3. I have mentioned this before but I will say it again - banana milk. This stuff is so delicious. Here is a picture of what it looks like. It costs about $1.00 and basically it's banana flavoured milk.
4. Lack of credit cards. It seems that credit cards aren't used to often here in Korea as everything gets paid through wire transfers at the ATM. Since I neither like or use credit cards this makes my life very easy here. Basically if you want to buy something online, order plane tickets, reserve seats on a tour they will give you their account number, you go to the ATM, type the info in and voila it's paid for. It's made my life much easier here in Korea as I have been able to buy books, reserve tickets and plan holidays without use of the dreaded visa.
There are many things that I have found amusing or interesting about Korea and I will mention a few of them here.
1. The need to be the first person on the bus. I ride the city bus at least once every day and every time it's the same. There are always a group of people standing at the bus stop waiting with me, and it always very orderly and civilized until the bus appears. Suddenly it becomes a mad dash for the door. I have seen people run and body check others out of the way just so that they could be the first on. I'm not sure what the reasoning for this is - it's not like the bus is going to leave without them. I have a theory though, that it's an ingrained survival instinct. You see riding a bus in Korea, especially a crowded bus can sometime be a life endangering experience. Korean bus drivers are sadistic and there is a rumour going around that they purposely try to knock down as many people as they can (probably get extra points if it's a foreigner). If you are unfortunate enough to have to stand then you hang on for dear life because that driver will take corners without slowing down and and will quite often slam on the brakes for no apparent reason. So I think people try to get on first so that they can get situated with a death grip on the pole before the driver takes off at breakneck speeds. I have included some comics from a website that I found that depicts life in Korea because some of it is very accurate.

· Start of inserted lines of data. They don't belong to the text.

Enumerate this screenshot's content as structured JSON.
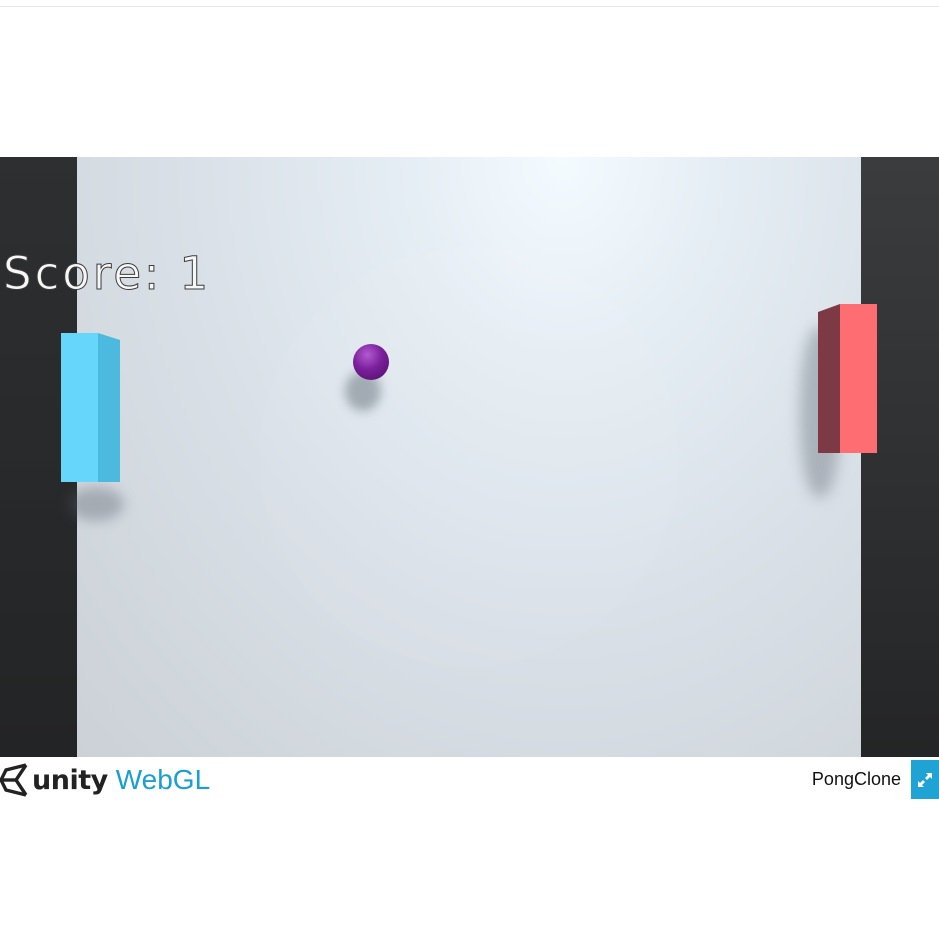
{
  "game": {
    "score_text": "Score: 1"
  },
  "footer": {
    "unity_label": "unity",
    "webgl_label": "WebGL",
    "game_title": "PongClone"
  },
  "colors": {
    "left_paddle": "#66d7fb",
    "right_paddle": "#fd6d72",
    "ball": "#7a1f9b",
    "webgl_accent": "#1b9fd3",
    "fullscreen_button": "#1fa3d4"
  },
  "icons": {
    "unity_logo": "unity-cube-icon",
    "fullscreen": "expand-arrows-icon"
  }
}
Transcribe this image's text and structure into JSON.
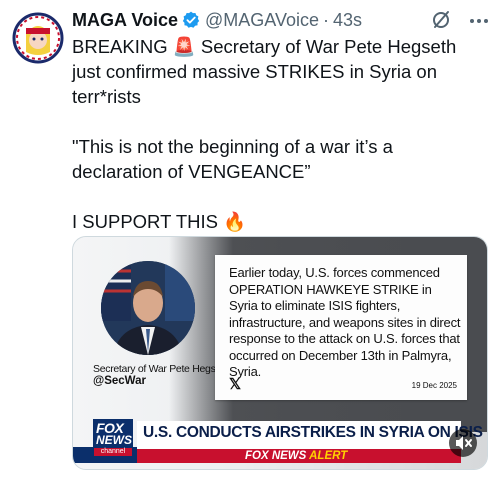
{
  "author": {
    "name": "MAGA Voice",
    "handle": "@MAGAVoice",
    "separator": "·",
    "time": "43s"
  },
  "post": {
    "line1": "BREAKING 🚨 Secretary of War Pete Hegseth",
    "line2": "just confirmed massive STRIKES in Syria on",
    "line3": "terr*rists",
    "line4": "\"This is not the beginning of a war it’s a",
    "line5": "declaration of VENGEANCE”",
    "line6": "I SUPPORT THIS 🔥"
  },
  "media": {
    "caption_name": "Secretary of War Pete Hegseth",
    "caption_handle": "@SecWar",
    "quote_text": "Earlier today, U.S. forces commenced OPERATION HAWKEYE STRIKE in Syria to eliminate ISIS fighters, infrastructure, and weapons sites in direct response to the attack on U.S. forces that occurred on December 13th in Palmyra, Syria.",
    "x_logo": "𝕏",
    "quote_date": "19 Dec 2025",
    "fox_line1": "FOX",
    "fox_line2": "NEWS",
    "fox_line3": "channel",
    "headline": "U.S. CONDUCTS AIRSTRIKES IN SYRIA ON ISIS",
    "alert_prefix": "FOX NEWS",
    "alert_word": "ALERT"
  },
  "icons": {
    "verified": "verified-badge-icon",
    "grok": "grok-icon",
    "more": "more-options-icon",
    "mute": "mute-icon"
  },
  "colors": {
    "verified": "#1d9bf0",
    "fox_blue": "#0b2f6b",
    "fox_red": "#c8102e",
    "alert_yellow": "#ffd200"
  }
}
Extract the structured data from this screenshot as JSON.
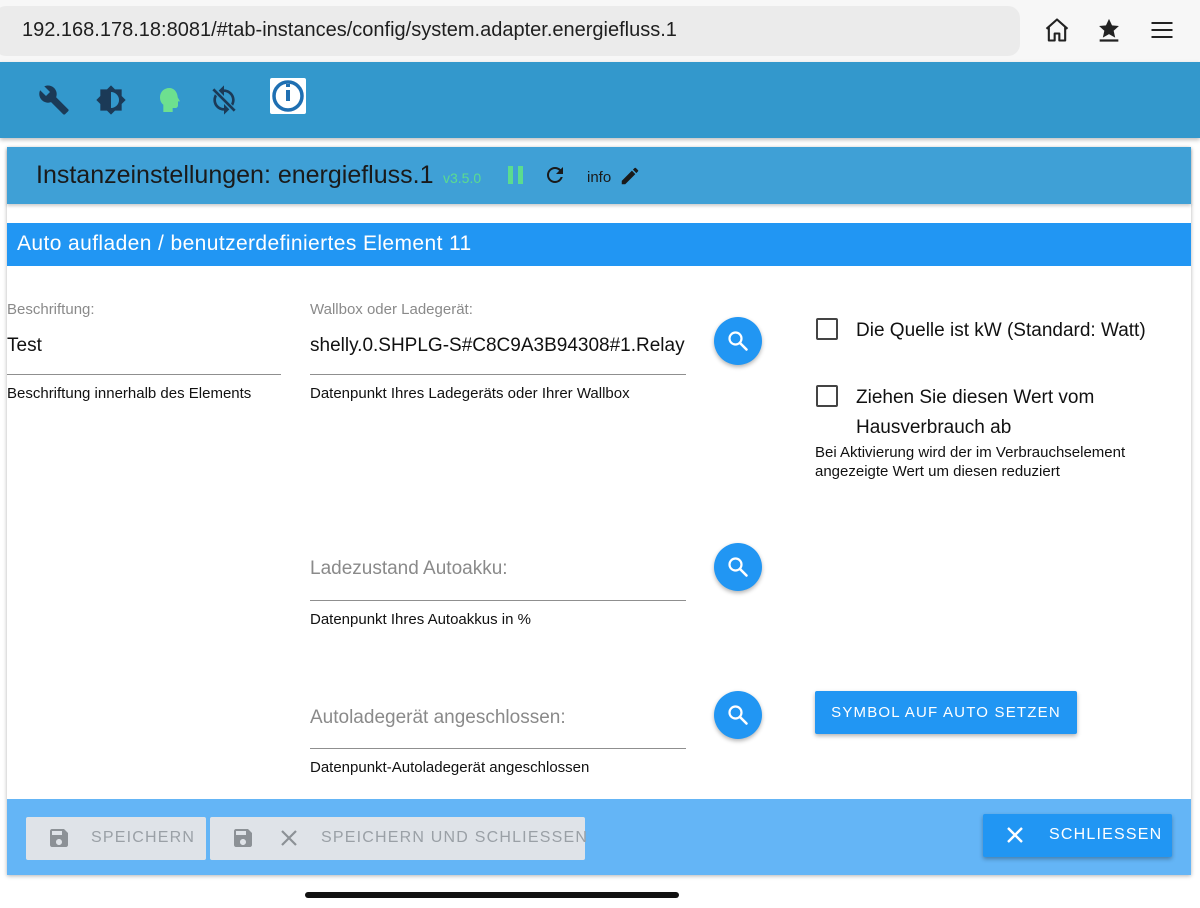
{
  "browser": {
    "url": "192.168.178.18:8081/#tab-instances/config/system.adapter.energiefluss.1",
    "icons": [
      "home-icon",
      "bookmark-star-icon",
      "menu-icon"
    ]
  },
  "toolbar": {
    "icons": [
      "wrench-icon",
      "brightness-icon",
      "expert-head-icon",
      "sync-off-icon",
      "iobroker-logo"
    ]
  },
  "dialog": {
    "title": "Instanzeinstellungen: energiefluss.1",
    "version": "v3.5.0",
    "info_label": "info",
    "section_title": "Auto aufladen / benutzerdefiniertes Element 11"
  },
  "form": {
    "label_field": {
      "label": "Beschriftung:",
      "value": "Test",
      "helper": "Beschriftung innerhalb des Elements"
    },
    "wallbox_field": {
      "label": "Wallbox oder Ladegerät:",
      "value": "shelly.0.SHPLG-S#C8C9A3B94308#1.Relay",
      "helper": "Datenpunkt Ihres Ladegeräts oder Ihrer Wallbox"
    },
    "soc_field": {
      "placeholder": "Ladezustand Autoakku:",
      "helper": "Datenpunkt Ihres Autoakkus in %"
    },
    "plugged_field": {
      "placeholder": "Autoladegerät angeschlossen:",
      "helper": "Datenpunkt-Autoladegerät angeschlossen"
    },
    "checkbox_kw": {
      "label": "Die Quelle ist kW (Standard: Watt)",
      "checked": false
    },
    "checkbox_subtract": {
      "label": "Ziehen Sie diesen Wert vom Hausverbrauch ab",
      "helper": "Bei Aktivierung wird der im Verbrauchselement angezeigte Wert um diesen reduziert",
      "checked": false
    },
    "symbol_button": "SYMBOL AUF AUTO SETZEN"
  },
  "footer": {
    "save": "SPEICHERN",
    "save_close": "SPEICHERN UND SCHLIESSEN",
    "close": "SCHLIESSEN"
  },
  "colors": {
    "toolbar": "#3398cc",
    "section_header": "#2196f3",
    "footer": "#64b5f6",
    "version_text": "#5bdc8f"
  }
}
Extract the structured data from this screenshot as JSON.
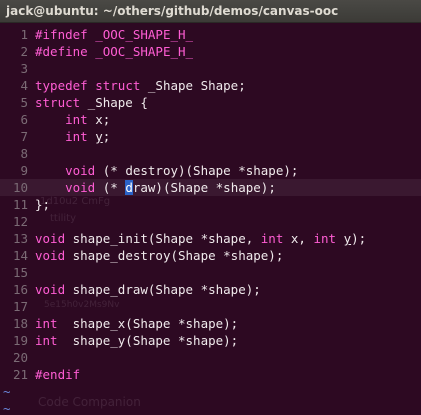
{
  "window": {
    "title": "jack@ubuntu: ~/others/github/demos/canvas-ooc"
  },
  "ghost_text": [
    "1d10u2 CmFg",
    "ttility",
    "5e15h0v2Ms9Nv",
    "Code Companion"
  ],
  "editor": {
    "current_line": 10,
    "lines": [
      {
        "n": "1",
        "tokens": [
          {
            "t": "#ifndef",
            "c": "pp"
          },
          {
            "t": " _OOC_SHAPE_H_",
            "c": "mac"
          }
        ]
      },
      {
        "n": "2",
        "tokens": [
          {
            "t": "#define",
            "c": "pp"
          },
          {
            "t": " _OOC_SHAPE_H_",
            "c": "mac"
          }
        ]
      },
      {
        "n": "3",
        "tokens": []
      },
      {
        "n": "4",
        "tokens": [
          {
            "t": "typedef",
            "c": "kw"
          },
          {
            "t": " ",
            "c": "plain"
          },
          {
            "t": "struct",
            "c": "kw"
          },
          {
            "t": " _Shape Shape;",
            "c": "plain"
          }
        ]
      },
      {
        "n": "5",
        "tokens": [
          {
            "t": "struct",
            "c": "kw"
          },
          {
            "t": " _Shape {",
            "c": "plain"
          }
        ]
      },
      {
        "n": "6",
        "tokens": [
          {
            "t": "    ",
            "c": "plain"
          },
          {
            "t": "int",
            "c": "kw"
          },
          {
            "t": " x;",
            "c": "plain"
          }
        ]
      },
      {
        "n": "7",
        "tokens": [
          {
            "t": "    ",
            "c": "plain"
          },
          {
            "t": "int",
            "c": "kw"
          },
          {
            "t": " ",
            "c": "plain"
          },
          {
            "t": "y",
            "c": "plain ul"
          },
          {
            "t": ";",
            "c": "plain"
          }
        ]
      },
      {
        "n": "8",
        "tokens": []
      },
      {
        "n": "9",
        "tokens": [
          {
            "t": "    ",
            "c": "plain"
          },
          {
            "t": "void",
            "c": "kw"
          },
          {
            "t": " (* destroy)(Shape *shape);",
            "c": "plain"
          }
        ]
      },
      {
        "n": "10",
        "tokens": [
          {
            "t": "    ",
            "c": "plain"
          },
          {
            "t": "void",
            "c": "kw"
          },
          {
            "t": " (* ",
            "c": "plain"
          },
          {
            "t": "d",
            "c": "cursor"
          },
          {
            "t": "raw)(Shape *shape);",
            "c": "plain"
          }
        ]
      },
      {
        "n": "11",
        "tokens": [
          {
            "t": "};",
            "c": "plain"
          }
        ]
      },
      {
        "n": "12",
        "tokens": []
      },
      {
        "n": "13",
        "tokens": [
          {
            "t": "void",
            "c": "kw"
          },
          {
            "t": " shape_init(Shape *shape, ",
            "c": "plain"
          },
          {
            "t": "int",
            "c": "kw"
          },
          {
            "t": " x, ",
            "c": "plain"
          },
          {
            "t": "int",
            "c": "kw"
          },
          {
            "t": " ",
            "c": "plain"
          },
          {
            "t": "y",
            "c": "plain ul"
          },
          {
            "t": ");",
            "c": "plain"
          }
        ]
      },
      {
        "n": "14",
        "tokens": [
          {
            "t": "void",
            "c": "kw"
          },
          {
            "t": " shape_destroy(Shape *shape);",
            "c": "plain"
          }
        ]
      },
      {
        "n": "15",
        "tokens": []
      },
      {
        "n": "16",
        "tokens": [
          {
            "t": "void",
            "c": "kw"
          },
          {
            "t": " shape_draw(Shape *shape);",
            "c": "plain"
          }
        ]
      },
      {
        "n": "17",
        "tokens": []
      },
      {
        "n": "18",
        "tokens": [
          {
            "t": "int",
            "c": "kw"
          },
          {
            "t": "  shape_x(Shape *shape);",
            "c": "plain"
          }
        ]
      },
      {
        "n": "19",
        "tokens": [
          {
            "t": "int",
            "c": "kw"
          },
          {
            "t": "  shape_y(Shape *shape);",
            "c": "plain"
          }
        ]
      },
      {
        "n": "20",
        "tokens": []
      },
      {
        "n": "21",
        "tokens": [
          {
            "t": "#endif",
            "c": "pp"
          }
        ]
      }
    ],
    "tilde_lines": [
      "~",
      "~"
    ]
  },
  "colors": {
    "background": "#2d0922",
    "keyword": "#ff5dd4",
    "text": "#f0eaec",
    "line_number": "#7b6b75",
    "tilde": "#6a86d9",
    "cursor": "#2b62c6",
    "current_line_bg": "#3a1830"
  }
}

2. Misused english language - Koreans like english slogans and you see t-shirts and signs everywhere with them. Unfortunately they are often wrong, sometimes making them really funny. At other times it is very obvious that the person wearing the shirt has no concept of what the slogan means, or I am sure they wouldn't be wearing it. More than a few times I have seen men wearing shirts stating it's just PMS I am not a bitch. The worst, though is when the students at my school show up in shirts that their parents obviously didn't understand the meaning of. I saw a third grade student wearing a shirt saying I love my hooker or the worst one was a 4th grade boy with shirt saying I am c--t (think a very nasty word for female genitalia). I have seen other slogans like Kitty Litter Revolution or Love the World's Butt. One time I saw an old Ajumma wearing a shirt with glittering letters on it stating I'm a Gangsta. When I took a second look I got the dreaded Ajumma stare (see below)

It's not just t-shirts either. I have eaten in restaurants called Eat Me or Sexy, Honey Bar (which surprisingly was not a strip club). I have seen menus with foods such as Potatoe meet onions (these were french fries who would have guessed).
Finally one of the last things that I find amusing in Korea is this fear that they have of the sun. Most Koreans hate the sunshine and strive to keep their skin as white as possible. It's funny to see the foreigners out in their shorts and tank tops trying to get as tanned as possible standing next to the Korean who is covered up with only thier eyes peaking out. How they stand it in the heat, I don't know but they do.

So,these are a few of the things that I have come to like about Korea. I have decided to skip the dislike section as I will leave that for another post.